Well, Sir, here is my version of it; not original with me, but mine because I hold it to be true. I understand this policy to comprehend five cardinal objects. They are these: 1st. The complete suppression of all anti-slavery discussion; 2nd. The expatriation of the entire free people of color from the United States; 3rd. The unending perpetuation of slavery in this republic; 4th. The nationalization of slavery to the extent of making slavery respected in every State of the Union; 5th. The extension of slavery over Mexico and the entire South American States.

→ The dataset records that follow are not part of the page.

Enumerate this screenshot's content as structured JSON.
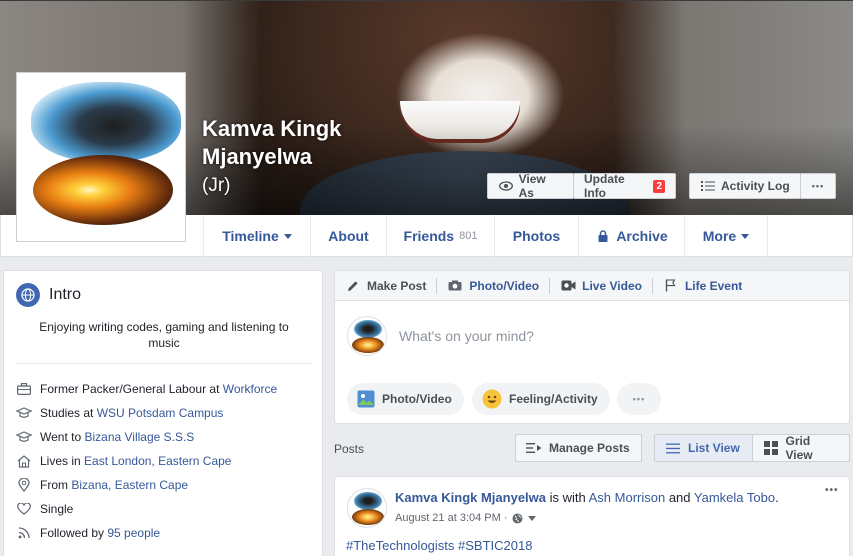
{
  "profile": {
    "name": "Kamva Kingk Mjanyelwa",
    "alternate_name": "(Jr)"
  },
  "cover_actions": {
    "view_as": "View As",
    "update_info": "Update Info",
    "update_info_badge": "2",
    "activity_log": "Activity Log",
    "more": "•••"
  },
  "nav": {
    "timeline": "Timeline",
    "about": "About",
    "friends": "Friends",
    "friends_count": "801",
    "photos": "Photos",
    "archive": "Archive",
    "more": "More"
  },
  "intro": {
    "title": "Intro",
    "bio": "Enjoying writing codes, gaming and listening to music",
    "items": [
      {
        "icon": "briefcase-icon",
        "text": "Former Packer/General Labour at ",
        "link": "Workforce"
      },
      {
        "icon": "graduation-cap-icon",
        "text": "Studies at ",
        "link": "WSU Potsdam Campus"
      },
      {
        "icon": "graduation-cap-icon",
        "text": "Went to ",
        "link": "Bizana Village S.S.S"
      },
      {
        "icon": "home-icon",
        "text": "Lives in ",
        "link": "East London, Eastern Cape"
      },
      {
        "icon": "map-pin-icon",
        "text": "From ",
        "link": "Bizana, Eastern Cape"
      },
      {
        "icon": "heart-icon",
        "text": "Single",
        "link": ""
      },
      {
        "icon": "rss-icon",
        "text": "Followed by ",
        "link": "95 people"
      }
    ]
  },
  "composer": {
    "tabs": {
      "make_post": "Make Post",
      "photo_video": "Photo/Video",
      "live_video": "Live Video",
      "life_event": "Life Event"
    },
    "placeholder": "What's on your mind?",
    "pills": {
      "photo_video": "Photo/Video",
      "feeling": "Feeling/Activity",
      "more": "•••"
    }
  },
  "posts_header": {
    "label": "Posts",
    "manage": "Manage Posts",
    "list_view": "List View",
    "grid_view": "Grid View"
  },
  "post": {
    "author": "Kamva Kingk Mjanyelwa",
    "with_text": " is with ",
    "friend1": "Ash Morrison",
    "and_text": " and ",
    "friend2": "Yamkela Tobo",
    "period": ".",
    "time": "August 21 at 3:04 PM ·",
    "text": "#TheTechnologists #SBTIC2018",
    "more": "•••"
  },
  "colors": {
    "link": "#365899",
    "brand": "#4267b2",
    "badge": "#fa3e3e",
    "page_bg": "#e9ebee"
  }
}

Sir, these objects are forcibly presented to us in the stern logic of passing events - in the facts which are and have been passing around us during the last three years. The country has been and is now dividing on these grand issues. In their magnitude these issues cast all others into the shade, depriving them of all life and vitality. Old party lines are broken. Like is finding its like on either side of these great issues, and the great battle is at hand. For the present, the best representative of the slavery party in politics is the Democratic party. Its great head for the present is President Pierce, whose boast it is that his whole life has been consistent with the interests of slavery; that he is above reproach on that score.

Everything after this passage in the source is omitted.